Indeed, flexibility is strongly correlated with subscription merchants’ success, according to PYMNTS Intelligence’s study “Decision Guide – How Retail Subscription Merchants Can Win and Retain High LTV Customers,” created in collaboration with sticky.io.

The report revealed that 97% of top-performing retail subscription services offer the ability to make plan changes to delivery frequency. Conversely, only 13% of bottom performers that provide the same option. Similarly, 100% of top performers provide consumers with the ability to pause service, while only 23% of bottom-performing merchants do the same.

Plus, per “The Subscription Commerce Readiness Report: The Loyalty Factor,” a report by PYMNTS Intelligence and sticky.io, many food and beverage subscribers look for flexibility features and customization options. Twenty-one percent said they see the ability to cancel the subscription any time at no cost as important when signing up for a food and beverage subscription, and 18% said the same of the ability to make changes to the subscription frequency at any given moment without the need to unsubscribe first.

As far as acquisition, given the specialized nature of the brand, providing gluten-free bread and other baked goods, Switch Bakery has seen word of mouth prove to be one of its biggest engines for subscriber growth.

“When you get into niche, dietary stuff, people tend to make friends with other people who have like issues or like preferences, and so the word of mouth travels a lot,” Bradley said. “I’d say probably 30% of our customers have brought in at least one other customer.”

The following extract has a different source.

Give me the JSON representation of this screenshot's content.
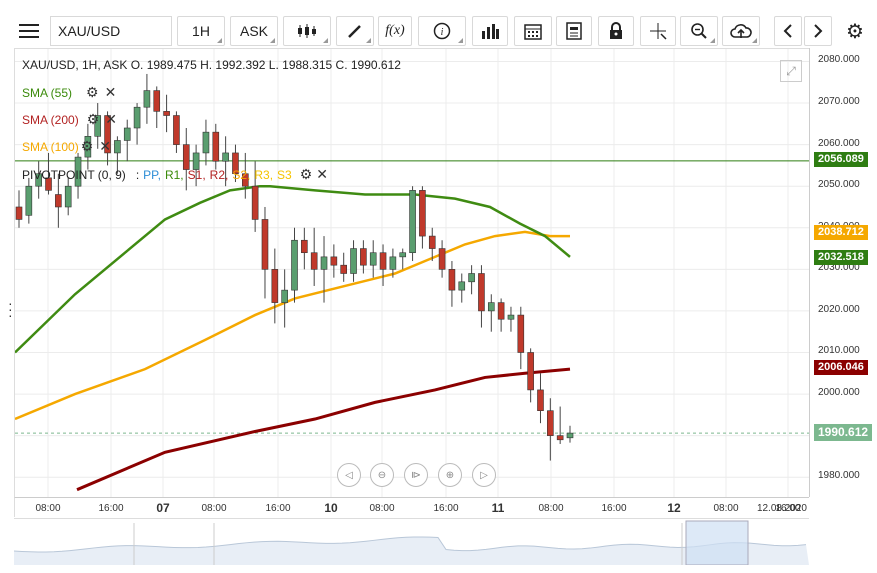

Only a small share of consumers actively seek out food subscriptions, but those who do tend to be eateries’ best customers, according to the PYMNTS Intelligence study, “Digital Divide: Restaurant Subscribers and Loyalty Programs,” which drew from a survey of more than 2,000 U.S. consumers.

Only 17% of those surveyed said they were very or extremely interested in being provided a restaurant subscription service. Yet 78% of restaurant subscribers and 73% of those interested in subscriptions reported being very or extremely loyal toward their preferred quick-service restaurants (QSRs), while only 41% of those who were uninterested in subscriptions said the same.

This loyalty can go a long way.

“One of the nice things about having a subscription model, particularly if you’re applying it to a region where people can come find you, is it’s a really good way to build visibility, but also build a broader customer base,” Bradley noted, “so that when you go and expand or do new things, you know, those people are already on board for you.”